Dr. Michael Asch worked with the Northern Dene over the 1970s and 80s, aiding them in treaty-based land claims when they were facing the prospect of Alaskan Pipeline development through their territories, and in the 1990s was Senior Research Associate for the Royal Commission on Aboriginal Peoples. He is recipient of the Canadian Anthropology Society’s Weaver-Tremblay Prize in Applied Anthropology and an Honorary Doctorate from Memorial University; author of the landmark book Home and Native Land: Aboriginal Rights and the Canadian Constitution (1984) among other books, as well as many articles and chapters on the history of Anthropological, Legal, and Political thought and their effects for Indigenous peoples relations with Canada.
anthropology.uvic.ca/people/faculty/asch.php
Dr. John Borrows is Anishinabek / Ojibway and a member of the Chippewa of the Nawash First Nation in Ontario. Author of numerous articles and books, his Recovering Canada; The Resurgence of Indigenous Law, received the Donald Smiley Award for the best book in Canadian Political Science. Professor Borrows is a recipient an Aboriginal Achievement Award in Law and Justice as well as innumerable gifts of honour from Indigenous communities in Canada and around the world, a Fellow of the Trudeau Foundation, and a Fellow of the Academy of Arts, Humanities and Sciences of Canada.

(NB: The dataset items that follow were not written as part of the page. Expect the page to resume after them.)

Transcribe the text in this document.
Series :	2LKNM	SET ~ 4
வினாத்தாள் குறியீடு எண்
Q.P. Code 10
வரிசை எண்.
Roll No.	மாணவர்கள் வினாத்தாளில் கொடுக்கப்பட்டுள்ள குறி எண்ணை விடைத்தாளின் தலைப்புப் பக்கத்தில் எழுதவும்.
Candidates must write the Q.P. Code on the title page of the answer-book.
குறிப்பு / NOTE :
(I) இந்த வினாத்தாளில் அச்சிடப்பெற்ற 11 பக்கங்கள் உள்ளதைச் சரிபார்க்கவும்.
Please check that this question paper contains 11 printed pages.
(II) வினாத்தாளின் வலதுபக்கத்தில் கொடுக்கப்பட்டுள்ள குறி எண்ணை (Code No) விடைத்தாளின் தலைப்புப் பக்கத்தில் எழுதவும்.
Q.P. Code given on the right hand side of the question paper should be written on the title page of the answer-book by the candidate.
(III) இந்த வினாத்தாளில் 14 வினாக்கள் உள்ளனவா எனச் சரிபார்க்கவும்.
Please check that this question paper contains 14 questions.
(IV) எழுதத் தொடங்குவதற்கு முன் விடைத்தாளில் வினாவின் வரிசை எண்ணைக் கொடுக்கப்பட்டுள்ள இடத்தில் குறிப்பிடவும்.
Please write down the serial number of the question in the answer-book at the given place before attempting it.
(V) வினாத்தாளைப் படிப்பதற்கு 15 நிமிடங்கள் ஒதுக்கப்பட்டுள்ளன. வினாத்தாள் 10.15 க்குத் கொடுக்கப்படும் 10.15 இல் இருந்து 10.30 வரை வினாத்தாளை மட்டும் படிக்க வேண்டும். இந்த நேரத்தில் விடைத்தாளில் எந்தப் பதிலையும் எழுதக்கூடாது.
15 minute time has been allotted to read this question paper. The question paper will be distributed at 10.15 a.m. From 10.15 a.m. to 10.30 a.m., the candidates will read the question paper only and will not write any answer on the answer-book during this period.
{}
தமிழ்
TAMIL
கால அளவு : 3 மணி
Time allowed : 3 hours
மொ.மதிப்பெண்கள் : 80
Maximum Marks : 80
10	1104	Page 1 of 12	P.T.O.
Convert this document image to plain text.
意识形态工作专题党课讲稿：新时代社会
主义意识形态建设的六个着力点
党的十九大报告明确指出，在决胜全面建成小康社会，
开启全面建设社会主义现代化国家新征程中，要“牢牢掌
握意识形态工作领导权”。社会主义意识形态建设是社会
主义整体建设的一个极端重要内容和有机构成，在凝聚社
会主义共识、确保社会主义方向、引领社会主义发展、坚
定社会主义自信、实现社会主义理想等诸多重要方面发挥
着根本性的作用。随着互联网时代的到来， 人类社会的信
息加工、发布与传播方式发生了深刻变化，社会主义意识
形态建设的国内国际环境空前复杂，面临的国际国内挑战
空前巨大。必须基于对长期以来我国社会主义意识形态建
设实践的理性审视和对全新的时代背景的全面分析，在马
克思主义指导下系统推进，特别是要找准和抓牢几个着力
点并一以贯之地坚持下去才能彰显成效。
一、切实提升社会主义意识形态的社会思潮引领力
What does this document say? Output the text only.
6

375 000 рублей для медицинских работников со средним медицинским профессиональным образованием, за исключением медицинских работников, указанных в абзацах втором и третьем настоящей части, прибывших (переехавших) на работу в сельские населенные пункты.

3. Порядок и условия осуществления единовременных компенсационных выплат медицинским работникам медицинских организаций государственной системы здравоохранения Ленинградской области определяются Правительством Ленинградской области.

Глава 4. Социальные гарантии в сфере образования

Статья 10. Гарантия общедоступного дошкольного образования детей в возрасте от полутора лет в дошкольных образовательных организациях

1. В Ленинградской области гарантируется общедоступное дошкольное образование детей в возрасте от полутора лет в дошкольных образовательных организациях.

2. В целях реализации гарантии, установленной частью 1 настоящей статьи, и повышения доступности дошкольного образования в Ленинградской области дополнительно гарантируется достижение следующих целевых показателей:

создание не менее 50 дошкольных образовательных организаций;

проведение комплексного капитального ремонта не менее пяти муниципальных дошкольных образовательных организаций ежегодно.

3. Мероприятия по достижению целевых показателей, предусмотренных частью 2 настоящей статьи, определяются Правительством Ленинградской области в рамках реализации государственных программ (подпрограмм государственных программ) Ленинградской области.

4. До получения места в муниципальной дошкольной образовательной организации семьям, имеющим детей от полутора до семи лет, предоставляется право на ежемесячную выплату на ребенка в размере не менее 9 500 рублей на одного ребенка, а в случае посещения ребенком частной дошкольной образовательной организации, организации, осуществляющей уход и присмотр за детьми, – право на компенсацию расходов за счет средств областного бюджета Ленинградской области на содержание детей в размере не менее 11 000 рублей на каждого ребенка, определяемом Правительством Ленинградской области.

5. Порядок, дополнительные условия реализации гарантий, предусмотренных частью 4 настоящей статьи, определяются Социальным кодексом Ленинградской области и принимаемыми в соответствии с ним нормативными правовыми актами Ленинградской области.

www.law.umn.edu/facultyprofiles/borrowsj.html
Dr. James Tully is among the most influential political philosophers in Canada and beyond, author or editor of eight books and many articles in the field of contemporary political and legal philosophy and its history, and in Canadian political and legal philosophy. He was also a Senior advisor to the Royal Commission on Aboriginal Peoples. In 2010, he was awarded the prestigious Killam prize in recognition of his distinguished career and exceptional contributions to Canadian social science scholarship and public life. His monographs include the two-volume Public Philosophy in a New Key (Cambridge, 2008), Strange Multiplicity: Constitutionalism in the Age of Diversity (Cambridge, 1995), and A Discourse on Property: John Locke and his Adversaries (Cambridge, 1980).